Taking the decision to work at the forefront of innovation with young companies starting and scaling up was a daring departure for Katrien. And getting it right not only meant bringing all of her experience and know-how to bear; it meant broadening out her own understanding of the different business functions, and how they work together to deliver value.
“When you’re starting up you have to be involved in all of the different aspects of a business, from market research to product development to marketing to sales and beyond. And coming into this in a consultancy role, the advice you share will have implications for every function of the business. My decision to take the Executive MBA at Vlerick was informed by this. I knew I needed to understand all of the different disciplines and build the frameworks to bring them together and make solid strategic decisions.”
Starting the Executive MBA, there were a few things to consider. For a start there were areas of business in which Katrien had limited experience. Financial management and accountancy, for instance, were new areas to master. Then there was the fact that after many years of experience, she was at a different stage in life to many of her peers. Neither of these considerations was a deterrent she says.
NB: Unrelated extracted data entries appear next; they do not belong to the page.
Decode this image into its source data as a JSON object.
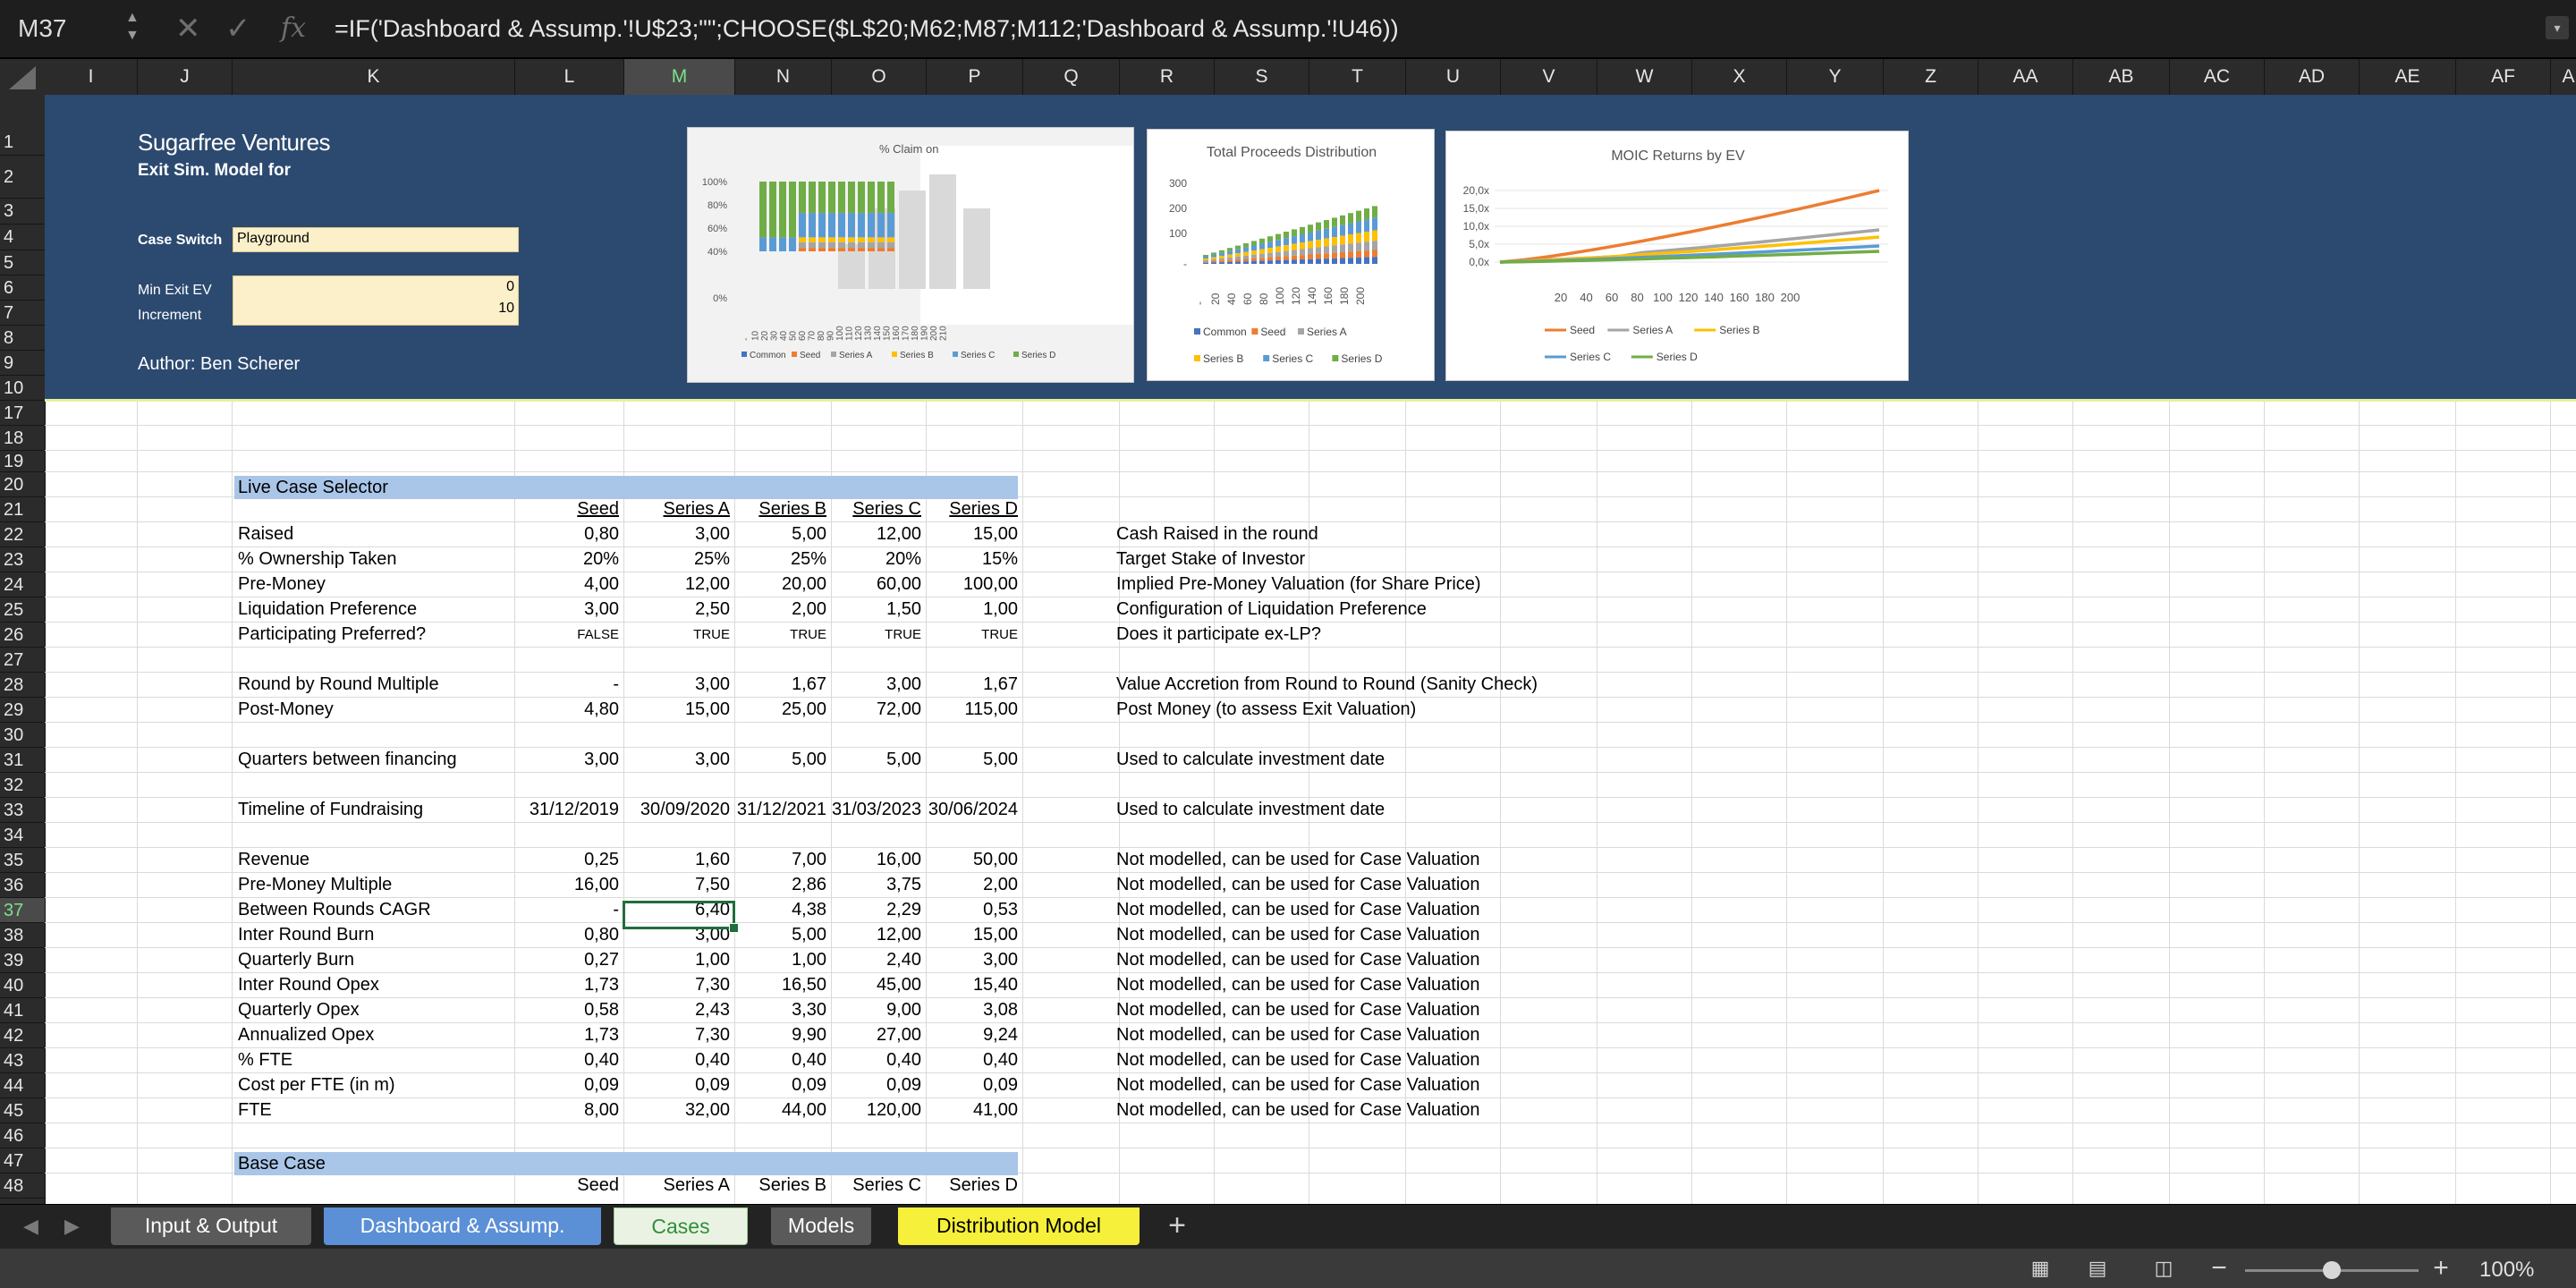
{
  "formula_bar": {
    "cell_ref": "M37",
    "formula": "=IF('Dashboard & Assump.'!U$23;\"\";CHOOSE($L$20;M62;M87;M112;'Dashboard & Assump.'!U46))",
    "cancel_icon": "close-icon",
    "enter_icon": "checkmark-icon",
    "fx_label": "fx"
  },
  "columns": [
    "I",
    "J",
    "K",
    "L",
    "M",
    "N",
    "O",
    "P",
    "Q",
    "R",
    "S",
    "T",
    "U",
    "V",
    "W",
    "X",
    "Y",
    "Z",
    "AA",
    "AB",
    "AC",
    "AD",
    "AE",
    "AF",
    "A"
  ],
  "selected_column": "M",
  "rows": [
    "1",
    "2",
    "3",
    "4",
    "5",
    "6",
    "7",
    "8",
    "9",
    "10",
    "17",
    "18",
    "19",
    "20",
    "21",
    "22",
    "23",
    "24",
    "25",
    "26",
    "27",
    "28",
    "29",
    "30",
    "31",
    "32",
    "33",
    "34",
    "35",
    "36",
    "37",
    "38",
    "39",
    "40",
    "41",
    "42",
    "43",
    "44",
    "45",
    "46",
    "47",
    "48"
  ],
  "selected_row": "37",
  "header": {
    "company": "Sugarfree Ventures",
    "subtitle": "Exit Sim. Model for",
    "case_switch_label": "Case Switch",
    "case_switch_value": "Playground",
    "min_exit_label": "Min Exit EV",
    "min_exit_value": "0",
    "increment_label": "Increment",
    "increment_value": "10",
    "author": "Author: Ben Scherer"
  },
  "charts": {
    "claim": {
      "title": "% Claim on",
      "yticks": [
        "100%",
        "80%",
        "60%",
        "40%",
        "0%"
      ],
      "xticks": [
        "-",
        "10",
        "20",
        "30",
        "40",
        "50",
        "60",
        "70",
        "80",
        "90",
        "100",
        "110",
        "120",
        "130",
        "140",
        "150",
        "160",
        "170",
        "180",
        "190",
        "200",
        "210"
      ],
      "legend": [
        "Common",
        "Seed",
        "Series A",
        "Series B",
        "Series C",
        "Series D"
      ]
    },
    "proceeds": {
      "title": "Total Proceeds Distribution",
      "yticks": [
        "300",
        "200",
        "100",
        "-"
      ],
      "xticks": [
        "-",
        "20",
        "40",
        "60",
        "80",
        "100",
        "120",
        "140",
        "160",
        "180",
        "200"
      ],
      "legend": [
        "Common",
        "Seed",
        "Series A",
        "Series B",
        "Series C",
        "Series D"
      ]
    },
    "moic": {
      "title": "MOIC Returns by EV",
      "yticks": [
        "20,0x",
        "15,0x",
        "10,0x",
        "5,0x",
        "0,0x"
      ],
      "xticks": [
        "20",
        "40",
        "60",
        "80",
        "100",
        "120",
        "140",
        "160",
        "180",
        "200"
      ],
      "legend": [
        "Seed",
        "Series A",
        "Series B",
        "Series C",
        "Series D"
      ]
    }
  },
  "series_colors": {
    "Common": "#4472c4",
    "Seed": "#ed7d31",
    "Series A": "#a5a5a5",
    "Series B": "#ffc000",
    "Series C": "#5b9bd5",
    "Series D": "#70ad47"
  },
  "live_case": {
    "title": "Live Case Selector",
    "headers": [
      "Seed",
      "Series A",
      "Series B",
      "Series C",
      "Series D"
    ],
    "rows": [
      {
        "row": "22",
        "label": "Raised",
        "values": [
          "0,80",
          "3,00",
          "5,00",
          "12,00",
          "15,00"
        ],
        "note": "Cash Raised in the round"
      },
      {
        "row": "23",
        "label": "% Ownership Taken",
        "values": [
          "20%",
          "25%",
          "25%",
          "20%",
          "15%"
        ],
        "note": "Target Stake of Investor"
      },
      {
        "row": "24",
        "label": "Pre-Money",
        "values": [
          "4,00",
          "12,00",
          "20,00",
          "60,00",
          "100,00"
        ],
        "note": "Implied Pre-Money Valuation (for Share Price)"
      },
      {
        "row": "25",
        "label": "Liquidation Preference",
        "values": [
          "3,00",
          "2,50",
          "2,00",
          "1,50",
          "1,00"
        ],
        "note": "Configuration of Liquidation Preference"
      },
      {
        "row": "26",
        "label": "Participating Preferred?",
        "values": [
          "FALSE",
          "TRUE",
          "TRUE",
          "TRUE",
          "TRUE"
        ],
        "note": "Does it participate ex-LP?",
        "small": true
      },
      {
        "row": "28",
        "label": "Round by Round Multiple",
        "values": [
          "-",
          "3,00",
          "1,67",
          "3,00",
          "1,67"
        ],
        "note": "Value Accretion from Round to Round (Sanity Check)"
      },
      {
        "row": "29",
        "label": "Post-Money",
        "values": [
          "4,80",
          "15,00",
          "25,00",
          "72,00",
          "115,00"
        ],
        "note": "Post Money (to assess Exit Valuation)"
      },
      {
        "row": "31",
        "label": "Quarters between financing",
        "values": [
          "3,00",
          "3,00",
          "5,00",
          "5,00",
          "5,00"
        ],
        "note": "Used to calculate investment date"
      },
      {
        "row": "33",
        "label": "Timeline of Fundraising",
        "values": [
          "31/12/2019",
          "30/09/2020",
          "31/12/2021",
          "31/03/2023",
          "30/06/2024"
        ],
        "note": "Used to calculate investment date"
      },
      {
        "row": "35",
        "label": "Revenue",
        "values": [
          "0,25",
          "1,60",
          "7,00",
          "16,00",
          "50,00"
        ],
        "note": "Not modelled, can be used for Case Valuation"
      },
      {
        "row": "36",
        "label": "Pre-Money Multiple",
        "values": [
          "16,00",
          "7,50",
          "2,86",
          "3,75",
          "2,00"
        ],
        "note": "Not modelled, can be used for Case Valuation"
      },
      {
        "row": "37",
        "label": "Between Rounds CAGR",
        "values": [
          "-",
          "6,40",
          "4,38",
          "2,29",
          "0,53"
        ],
        "note": "Not modelled, can be used for Case Valuation"
      },
      {
        "row": "38",
        "label": "Inter Round Burn",
        "values": [
          "0,80",
          "3,00",
          "5,00",
          "12,00",
          "15,00"
        ],
        "note": "Not modelled, can be used for Case Valuation"
      },
      {
        "row": "39",
        "label": "Quarterly Burn",
        "values": [
          "0,27",
          "1,00",
          "1,00",
          "2,40",
          "3,00"
        ],
        "note": "Not modelled, can be used for Case Valuation"
      },
      {
        "row": "40",
        "label": "Inter Round Opex",
        "values": [
          "1,73",
          "7,30",
          "16,50",
          "45,00",
          "15,40"
        ],
        "note": "Not modelled, can be used for Case Valuation"
      },
      {
        "row": "41",
        "label": "Quarterly Opex",
        "values": [
          "0,58",
          "2,43",
          "3,30",
          "9,00",
          "3,08"
        ],
        "note": "Not modelled, can be used for Case Valuation"
      },
      {
        "row": "42",
        "label": "Annualized Opex",
        "values": [
          "1,73",
          "7,30",
          "9,90",
          "27,00",
          "9,24"
        ],
        "note": "Not modelled, can be used for Case Valuation"
      },
      {
        "row": "43",
        "label": "% FTE",
        "values": [
          "0,40",
          "0,40",
          "0,40",
          "0,40",
          "0,40"
        ],
        "note": "Not modelled, can be used for Case Valuation"
      },
      {
        "row": "44",
        "label": "Cost per FTE (in m)",
        "values": [
          "0,09",
          "0,09",
          "0,09",
          "0,09",
          "0,09"
        ],
        "note": "Not modelled, can be used for Case Valuation"
      },
      {
        "row": "45",
        "label": "FTE",
        "values": [
          "8,00",
          "32,00",
          "44,00",
          "120,00",
          "41,00"
        ],
        "note": "Not modelled, can be used for Case Valuation"
      }
    ]
  },
  "base_case": {
    "title": "Base Case",
    "headers": [
      "Seed",
      "Series A",
      "Series B",
      "Series C",
      "Series D"
    ]
  },
  "sheet_tabs": [
    {
      "label": "Input & Output",
      "bg": "#5a5a5a",
      "fg": "#ffffff"
    },
    {
      "label": "Dashboard & Assump.",
      "bg": "#5b8fd6",
      "fg": "#ffffff"
    },
    {
      "label": "Cases",
      "bg": "#eaf3e3",
      "fg": "#2f8f3a"
    },
    {
      "label": "Models",
      "bg": "#5a5a5a",
      "fg": "#ffffff"
    },
    {
      "label": "Distribution Model",
      "bg": "#f6f03a",
      "fg": "#000000"
    }
  ],
  "active_tab": "Cases",
  "add_tab_label": "+",
  "status": {
    "zoom": "100%",
    "zoom_level": 0.5
  }
}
“I certainly wasn’t the youngest person in my cohort, but the timing was absolutely right for me. Doing an MBA in your 40s or 50s is great because you have more freedom. You don’t have to juggle young children and you have more flexibility to really get the most out of the experience. Doing an MBA was a long-held ambition for me, but it wasn’t until this time in my life that my circumstances felt right for me to do it.”
And it’s a decision that has paid off enormously in terms of her career switch. Having an MBA, she says, gives her credibility both with clients and among angel investors.
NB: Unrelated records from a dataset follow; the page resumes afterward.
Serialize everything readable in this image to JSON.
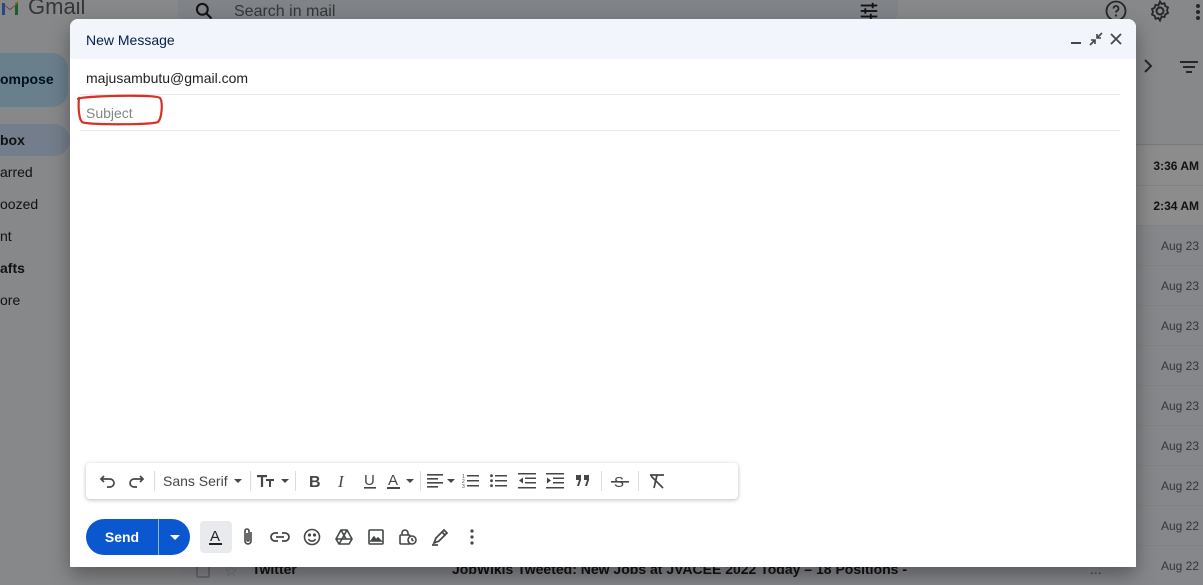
{
  "app": {
    "name": "Gmail",
    "search_placeholder": "Search in mail"
  },
  "sidebar": {
    "compose_label": "ompose",
    "items": [
      {
        "label": "box",
        "active": true
      },
      {
        "label": "arred"
      },
      {
        "label": "oozed"
      },
      {
        "label": "nt"
      },
      {
        "label": "afts",
        "bold": true
      },
      {
        "label": "ore"
      }
    ]
  },
  "mail_list": {
    "times": [
      "3:36 AM",
      "2:34 AM",
      "Aug 23",
      "Aug 23",
      "Aug 23",
      "Aug 23",
      "Aug 23",
      "Aug 23",
      "Aug 22",
      "Aug 22",
      "Aug 22"
    ],
    "bottom_row": {
      "sender": "Twitter",
      "subject": "JobWikis Tweeted: New Jobs at JVACEE 2022 Today – 18 Positions -",
      "more": "..."
    }
  },
  "compose": {
    "title": "New Message",
    "to": "majusambutu@gmail.com",
    "subject_placeholder": "Subject",
    "subject_value": "",
    "body": "",
    "font_family_label": "Sans Serif",
    "send_label": "Send",
    "annotation_color": "#d93025"
  },
  "colors": {
    "accent": "#0b57d0",
    "compose_bg": "#c2e7ff",
    "header_bg": "#f2f6fc"
  }
}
“It’s a stamp of authority. An MBA shows that you have a business attitude and mindset and it demonstrates motivation and credibility, which is incredibly important in the startup and investor community.”
For Katrien, taking the plunge to try something new and update her knowledge and skills set has paid dividends in terms of personal development and fulfilment. She views the future with excitement and enthusiasm. And she has even caught the entrepreneurial bug herself, she says.
“We’re living and working longer than ever before. And I’d say this to anyone at my stage in life who is thinking of challenging themselves to try something new: it’s never too late to start over. Doing an MBA has given me an important update in terms of business and innovation, and in terms of how upcoming generations see the world. It’s also given me a renewed sense of what’s possible. Who knows, I might even end up starting up a business myself.”